FBP-フォーカス・ビジネスプロデュースでは、2004年の創業以来、海外ビジネス展開の支援を行っており、その関係で多くの企業の皆様から関連するさまざまなお問い合わせをいただいております。

その中には、お問い合わせにお答えするだけで解決できてしまう場合も比較的よくあります。その場合、次の3つのケースにほぼ集約されます。

  • これから海外ビジネスを検討していくにあたって、基本的な情報収集を行いたい。
  • 具体的な課題が明確であるが、その解決方法が分からない
  • 海外展開には少し早すぎる段階、あるいは明確な目的が不明瞭

海外ビジネスに関する基本的な情報収集

海外展開にあたって、まず行わなくてはいけない最初の一歩が、「基本情報の収集」です。現地での情報収集に先立ち、今ではインターネットを通じて、本当に多くの、場合によってはディープな情報収集が可能です。
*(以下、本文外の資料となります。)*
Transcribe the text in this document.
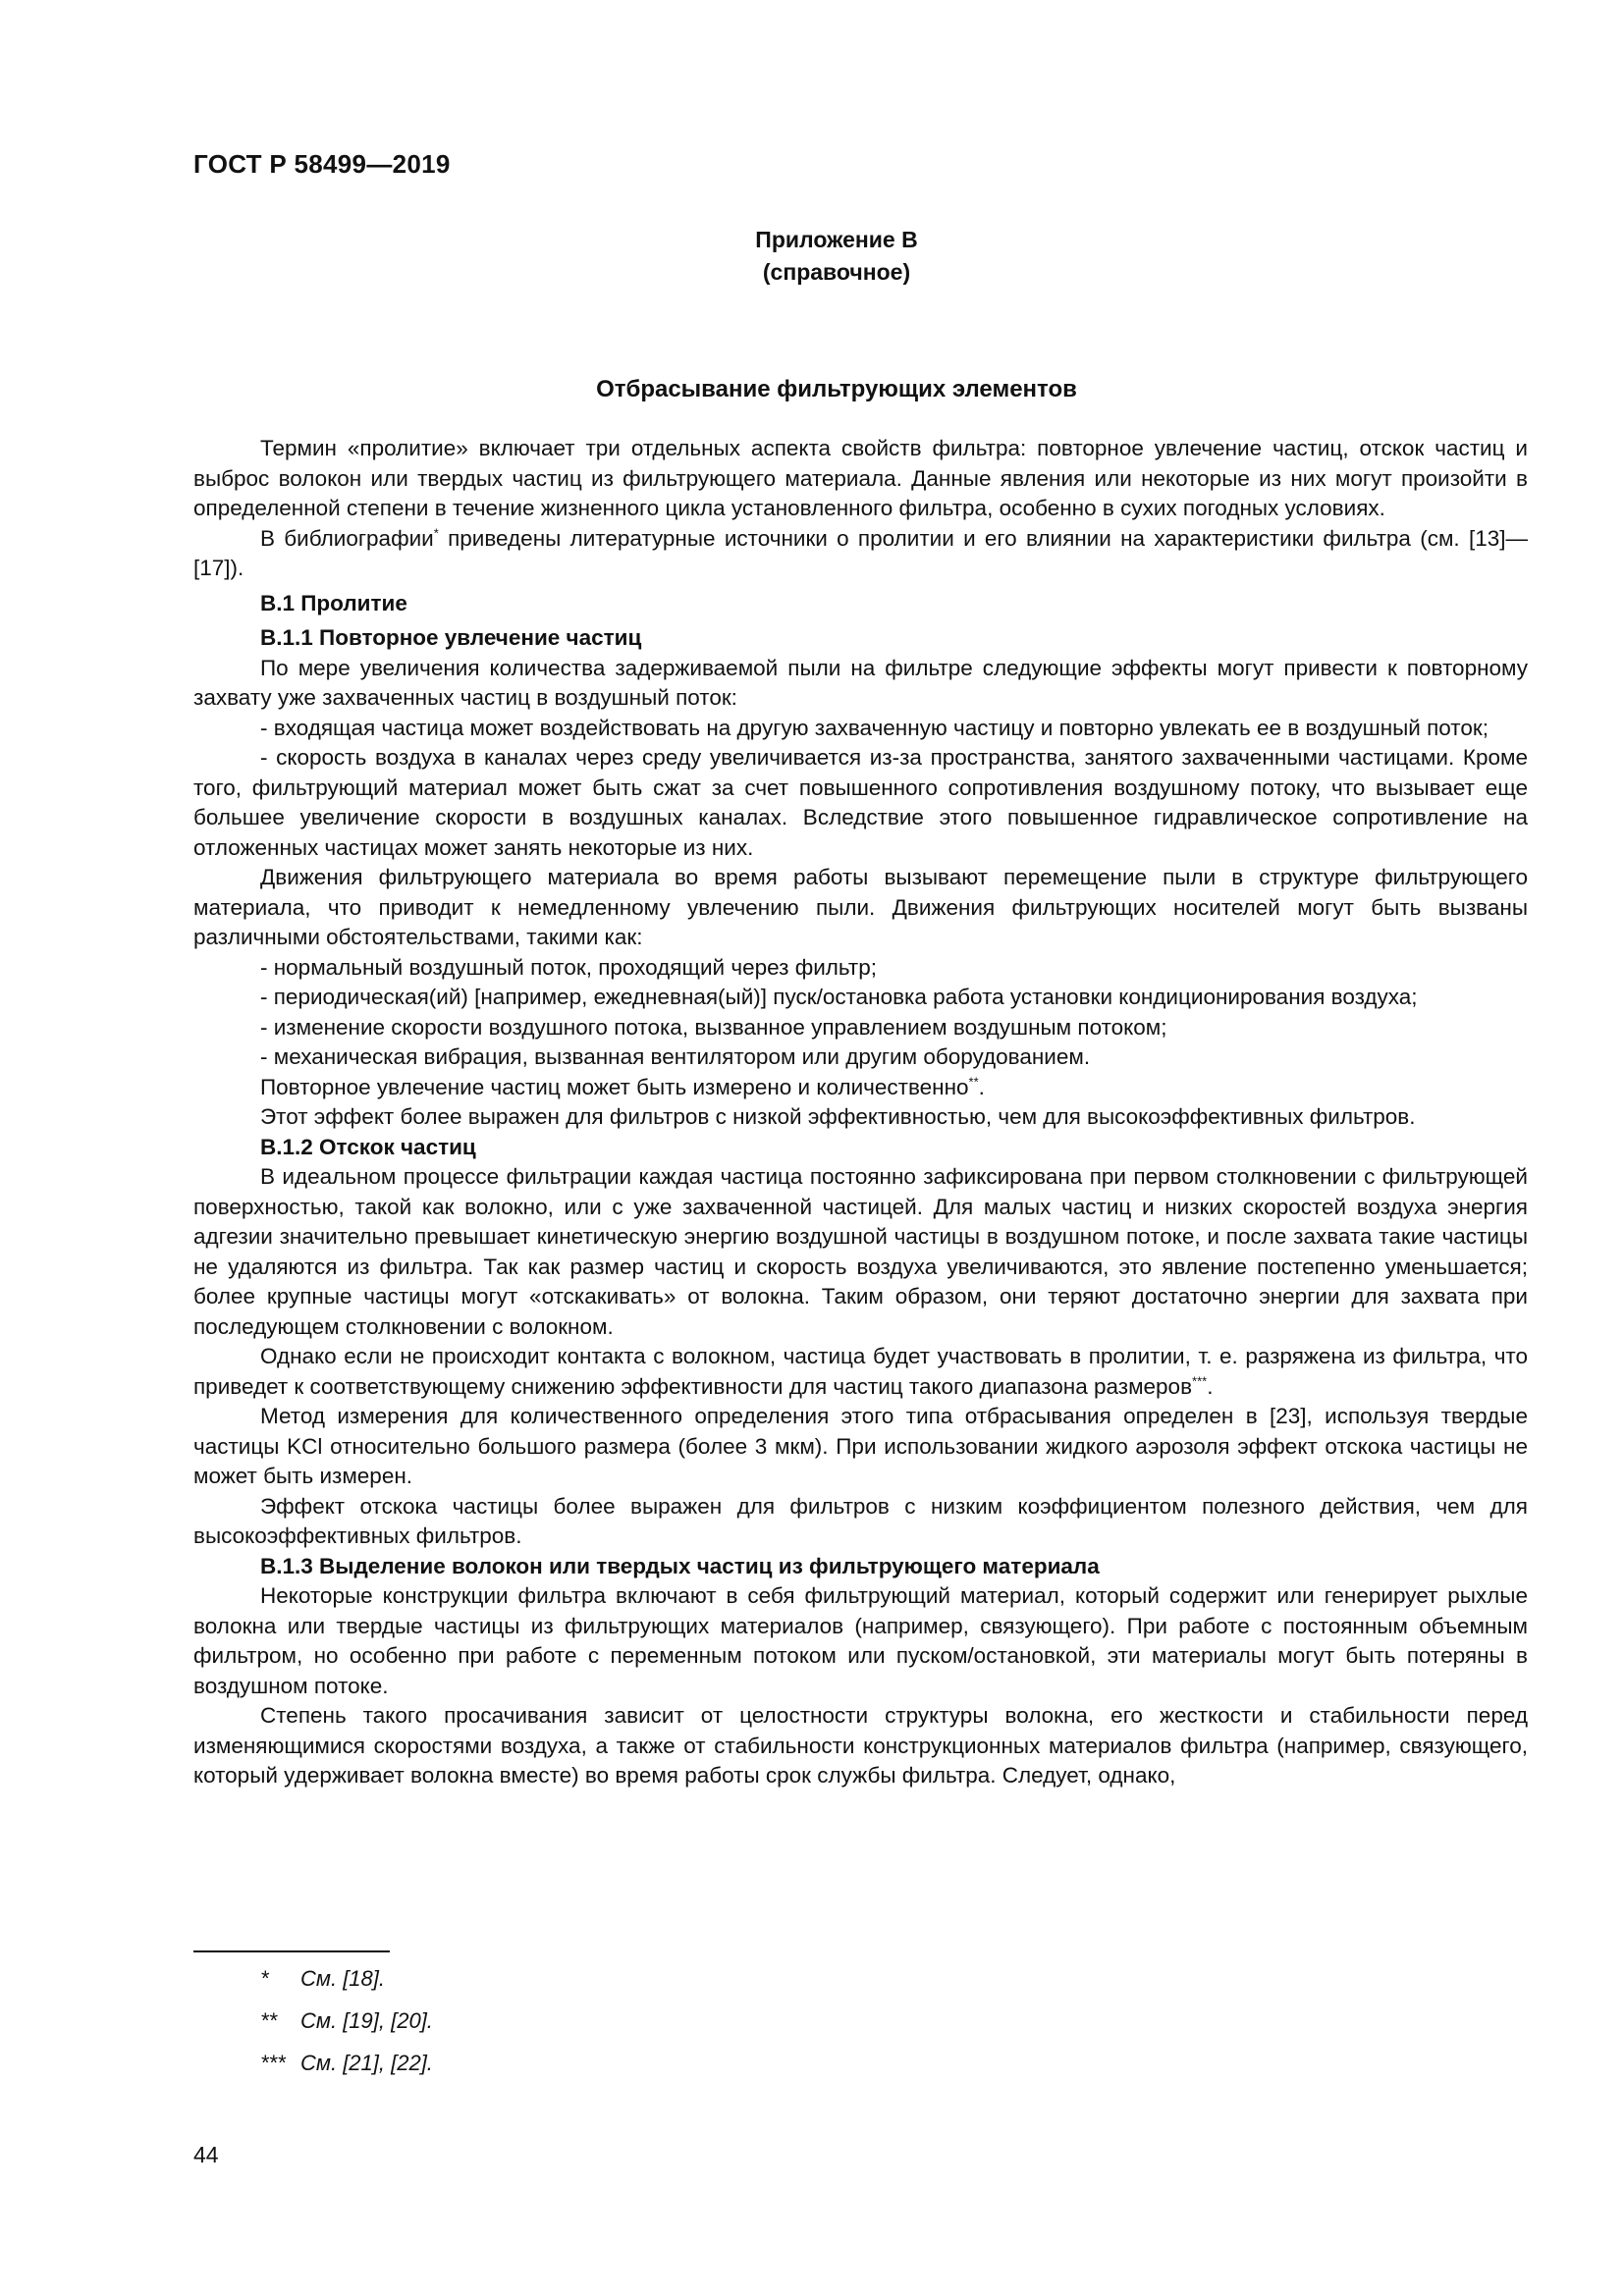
ГОСТ Р 58499—2019
Приложение В
(справочное)
Отбрасывание фильтрующих элементов

Термин «пролитие» включает три отдельных аспекта свойств фильтра: повторное увлечение частиц, отскок частиц и выброс волокон или твердых частиц из фильтрующего материала. Данные явления или некоторые из них могут произойти в определенной степени в течение жизненного цикла установленного фильтра, особенно в сухих погодных условиях.

В библиографии* приведены литературные источники о пролитии и его влиянии на характеристики фильтра (см. [13]—[17]).

В.1 Пролитие

В.1.1 Повторное увлечение частиц

По мере увеличения количества задерживаемой пыли на фильтре следующие эффекты могут привести к повторному захвату уже захваченных частиц в воздушный поток:

- входящая частица может воздействовать на другую захваченную частицу и повторно увлекать ее в воздушный поток;

- скорость воздуха в каналах через среду увеличивается из-за пространства, занятого захваченными частицами. Кроме того, фильтрующий материал может быть сжат за счет повышенного сопротивления воздушному потоку, что вызывает еще большее увеличение скорости в воздушных каналах. Вследствие этого повышенное гидравлическое сопротивление на отложенных частицах может занять некоторые из них.

Движения фильтрующего материала во время работы вызывают перемещение пыли в структуре фильтрующего материала, что приводит к немедленному увлечению пыли. Движения фильтрующих носителей могут быть вызваны различными обстоятельствами, такими как:

- нормальный воздушный поток, проходящий через фильтр;

- периодическая(ий) [например, ежедневная(ый)] пуск/остановка работа установки кондиционирования воздуха;

- изменение скорости воздушного потока, вызванное управлением воздушным потоком;

- механическая вибрация, вызванная вентилятором или другим оборудованием.

Повторное увлечение частиц может быть измерено и количественно**.

Этот эффект более выражен для фильтров с низкой эффективностью, чем для высокоэффективных фильтров.

В.1.2 Отскок частиц

В идеальном процессе фильтрации каждая частица постоянно зафиксирована при первом столкновении с фильтрующей поверхностью, такой как волокно, или с уже захваченной частицей. Для малых частиц и низких скоростей воздуха энергия адгезии значительно превышает кинетическую энергию воздушной частицы в воздушном потоке, и после захвата такие частицы не удаляются из фильтра. Так как размер частиц и скорость воздуха увеличиваются, это явление постепенно уменьшается; более крупные частицы могут «отскакивать» от волокна. Таким образом, они теряют достаточно энергии для захвата при последующем столкновении с волокном.

Однако если не происходит контакта с волокном, частица будет участвовать в пролитии, т. е. разряжена из фильтра, что приведет к соответствующему снижению эффективности для частиц такого диапазона размеров***.

Метод измерения для количественного определения этого типа отбрасывания определен в [23], используя твердые частицы KCl относительно большого размера (более 3 мкм). При использовании жидкого аэрозоля эффект отскока частицы не может быть измерен.

Эффект отскока частицы более выражен для фильтров с низким коэффициентом полезного действия, чем для высокоэффективных фильтров.

В.1.3 Выделение волокон или твердых частиц из фильтрующего материала

Некоторые конструкции фильтра включают в себя фильтрующий материал, который содержит или генерирует рыхлые волокна или твердые частицы из фильтрующих материалов (например, связующего). При работе с постоянным объемным фильтром, но особенно при работе с переменным потоком или пуском/остановкой, эти материалы могут быть потеряны в воздушном потоке.

Степень такого просачивания зависит от целостности структуры волокна, его жесткости и стабильности перед изменяющимися скоростями воздуха, а также от стабильности конструкционных материалов фильтра (например, связующего, который удерживает волокна вместе) во время работы срок службы фильтра. Следует, однако,

* См. [18].
** См. [19], [20].
*** См. [21], [22].
44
ただし、注意すべきはその情報ソースが信頼できるかどうかに留意する必要があります。

その意味で、まず、海外事業を思い立ったら、最初にアクセスすべきは、「JETRO(ジェトロ)」(独立行政法人日本貿易振興機構)が運営するウェブサイトです。ここでは、海外事業の目的、関心のある国や地域、産業の種類などに分かれて、非常に多くのアップデートされた情報が整っています。また、ジェトロ国内外の事務所、専門家などからのアドバイスを受けることも可能です。その上、海外企業とのビジネスマッチング・プラットフォーム 「TTPP(Trade Tie-p Promotion Program)」 もアクティブに展開されており、日本における最も重要な海外事業の総合プラットフォームです。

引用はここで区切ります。